The artist’s work meets the definitions of Adrastus, who questions neutral claims and passive enjoyment, believing that each work is capable of activating perceptions and new ways of being and participating in the world. The two go hand in hand in the sense that the work of art is not only the object itself, but also the ideas it carries and the atmosphere it creates.
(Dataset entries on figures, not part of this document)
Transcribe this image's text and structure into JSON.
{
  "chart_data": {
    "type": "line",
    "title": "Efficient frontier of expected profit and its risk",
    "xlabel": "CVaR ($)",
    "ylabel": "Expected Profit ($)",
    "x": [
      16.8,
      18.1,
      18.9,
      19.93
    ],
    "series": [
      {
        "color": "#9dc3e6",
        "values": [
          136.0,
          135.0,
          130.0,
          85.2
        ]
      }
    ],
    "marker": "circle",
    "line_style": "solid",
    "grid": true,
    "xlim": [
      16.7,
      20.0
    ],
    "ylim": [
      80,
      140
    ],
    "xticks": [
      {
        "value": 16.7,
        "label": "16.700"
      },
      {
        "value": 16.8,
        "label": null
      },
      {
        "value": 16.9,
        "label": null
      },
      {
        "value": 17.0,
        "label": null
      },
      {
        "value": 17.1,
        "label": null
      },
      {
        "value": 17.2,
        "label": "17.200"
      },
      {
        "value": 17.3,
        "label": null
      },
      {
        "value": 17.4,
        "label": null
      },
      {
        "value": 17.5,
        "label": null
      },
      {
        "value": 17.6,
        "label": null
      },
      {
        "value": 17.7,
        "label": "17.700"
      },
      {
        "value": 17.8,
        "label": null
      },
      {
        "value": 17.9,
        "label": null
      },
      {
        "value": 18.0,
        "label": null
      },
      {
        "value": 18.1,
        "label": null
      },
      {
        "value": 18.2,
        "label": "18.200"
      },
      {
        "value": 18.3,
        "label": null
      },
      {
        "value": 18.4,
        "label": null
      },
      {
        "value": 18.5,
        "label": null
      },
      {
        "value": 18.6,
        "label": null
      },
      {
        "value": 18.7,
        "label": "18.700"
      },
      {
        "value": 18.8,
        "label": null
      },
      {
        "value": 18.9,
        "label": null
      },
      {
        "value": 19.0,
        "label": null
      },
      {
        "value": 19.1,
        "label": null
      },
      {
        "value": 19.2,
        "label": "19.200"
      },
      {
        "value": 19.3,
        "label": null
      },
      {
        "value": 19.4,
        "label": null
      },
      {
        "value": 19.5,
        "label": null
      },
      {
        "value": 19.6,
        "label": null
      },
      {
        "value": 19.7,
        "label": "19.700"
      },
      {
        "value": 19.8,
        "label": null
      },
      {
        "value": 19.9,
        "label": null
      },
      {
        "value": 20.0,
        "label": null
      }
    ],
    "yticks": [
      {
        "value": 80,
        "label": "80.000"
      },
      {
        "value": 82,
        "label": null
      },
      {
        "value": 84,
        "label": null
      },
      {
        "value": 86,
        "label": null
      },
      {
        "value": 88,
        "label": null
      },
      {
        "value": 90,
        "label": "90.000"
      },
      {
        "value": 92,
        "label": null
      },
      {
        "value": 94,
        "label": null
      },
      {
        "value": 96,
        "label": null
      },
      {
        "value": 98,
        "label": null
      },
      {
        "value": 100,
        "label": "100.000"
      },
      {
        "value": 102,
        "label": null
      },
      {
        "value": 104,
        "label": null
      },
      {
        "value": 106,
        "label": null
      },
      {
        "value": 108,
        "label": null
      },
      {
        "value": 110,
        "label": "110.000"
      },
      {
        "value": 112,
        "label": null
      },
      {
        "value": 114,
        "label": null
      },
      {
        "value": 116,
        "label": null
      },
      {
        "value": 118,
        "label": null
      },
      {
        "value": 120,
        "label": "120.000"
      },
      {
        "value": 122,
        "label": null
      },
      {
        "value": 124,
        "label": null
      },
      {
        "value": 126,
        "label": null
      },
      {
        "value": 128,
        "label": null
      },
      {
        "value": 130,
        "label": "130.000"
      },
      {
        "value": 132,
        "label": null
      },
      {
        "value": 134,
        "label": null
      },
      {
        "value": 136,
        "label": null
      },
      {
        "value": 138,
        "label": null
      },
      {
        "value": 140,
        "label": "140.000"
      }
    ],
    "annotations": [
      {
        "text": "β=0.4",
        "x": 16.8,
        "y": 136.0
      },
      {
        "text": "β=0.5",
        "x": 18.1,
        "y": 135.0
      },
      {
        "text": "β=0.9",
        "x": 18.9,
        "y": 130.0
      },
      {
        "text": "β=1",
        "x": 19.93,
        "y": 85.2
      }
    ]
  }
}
Born in 1966, Roman studied painting at the Academy of Fine Arts in Bratislava, from 1988 to 1994. He also studied at the Slippery Rock University, Pennsylvania (1993), at the Collegium Helveticum in Zurich (1999-2000), at CCA, in Kitakyushu (2004), and received grants from DAAD in Berlin (2007/08) and Villa Arson in Nice (2010). Throughout his career, the artist participated in prestigious international art exhibitions such as, documenta 13 in Kassel (2012) and in the 50 and 54 Venice Biennials (2003 and 2011), where, in 2009, he also exhibited in independent in the Pavilion of the Czech and Slovak Republic. In 2018, he received the prestigious Lovis Corinth Award in Germany, for his artistic contribution. Various articles, essays, texts in exhibition catalogs, scientific texts and several monographic publications have been published on his work. His works are represented in the most prestigious collections in the world. He also had individual exhibitions at the Kunstverein in Cologne; at the Tate Modern in London; at the MoMA in New York and at the 53rd Venice Biennale. He currently lives and works in Bratislava.

Time Capsule (2011) Modern Art Oxford. Installation. Exact replica of the Chilean rescue capsule Fénix 2.

Do Not Walk Outside This Area (2012). Deutsche Guggenheim, Berlin. Installation.

Drawer of the Enthusiast (2012) Installation.